For the most part, however, wireless networking won’t fulfill its potential until 2006 or later. “The complexity of networking in general is still fairly high,” said Thomson’s Collishaw. But “it’s clearly coming.” Added Klipsch’s Jacobs, “Networked audio’s takeoff year will be 2006 or 2007.”
Another wireless technology that hasn’t lived up to its potential, Collishaw claimed, is wireless surround speakers, in part because retailers don’t do the demo. In addition, it raises retail prices by about $100.
Panasonic, on the other hand, is bullish on wireless surrounds now that it has shipped a $199 wireless option [before $50 mail-in rebate] to add wireless-surround capability to three of its new HTiBs. Optional wireless doesn’t force consumers to pay for it if they don’t want it, said national marketing manager Jim Kiczek.
Stereo systems: In two-channel systems, unit sales are slipping a bit, but dollar volume is way off as consumers shift to lower priced systems, said Sean Wargo, CEA’s director of industry analysis.

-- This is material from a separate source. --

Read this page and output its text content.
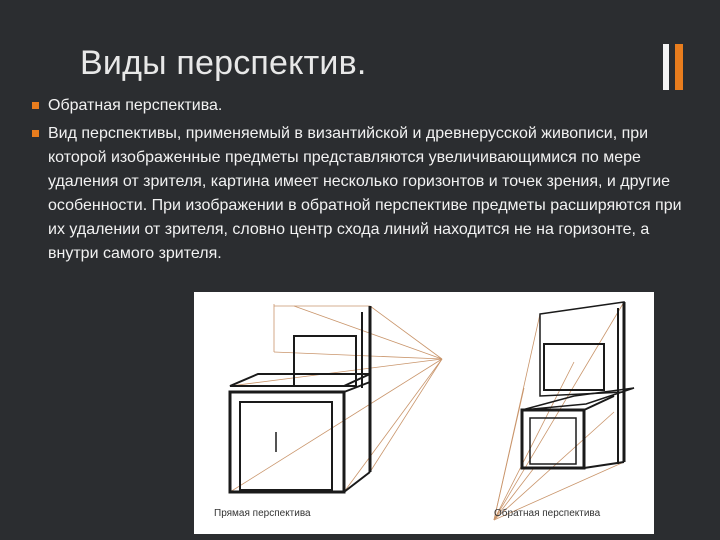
Виды перспектив.
Обратная перспектива.
Вид перспективы, применяемый в византийской и древнерусской живописи, при которой изображенные предметы представляются увеличивающимися по мере удаления от зрителя, картина имеет несколько горизонтов и точек зрения, и другие особенности. При изображении в обратной перспективе предметы расширяются при их удалении от зрителя, словно центр схода линий находится не на горизонте, а внутри самого зрителя.
Прямая перспектива	Обратная перспектива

The reason, said Collishaw, is consumers’ penchant for buying HTiBs, which cost more. “In 70 percent of homes, the primary audio system is in the living room along with the TV,” Collishaw said in explaining that people want one system to perform two functions: music playback and home theater playback.
First-half sell-through, he said, declined in the high single digits, but the decline will slow in the second half to 1 percent or 2 percent for a full-year drop of 3 percent to 4 percent. In dollars, full-year sales will likely be off by 15 percent.
Growth is limited to price points of $119 and down, Collishaw continued. At $149 and up, packing in more amplification isn’t generating the step-up sales that it used to.
As a result, suppliers are turning to other features to boost ASPs. Panasonic, for example, sees step-up opportunity in its $399- everyday five-disc micro-system bundled with flash-memory portable and 1GB SD memory card. It’s targeted to time-pressed consumers who need only press one button to transfer songs from five discs to the portable.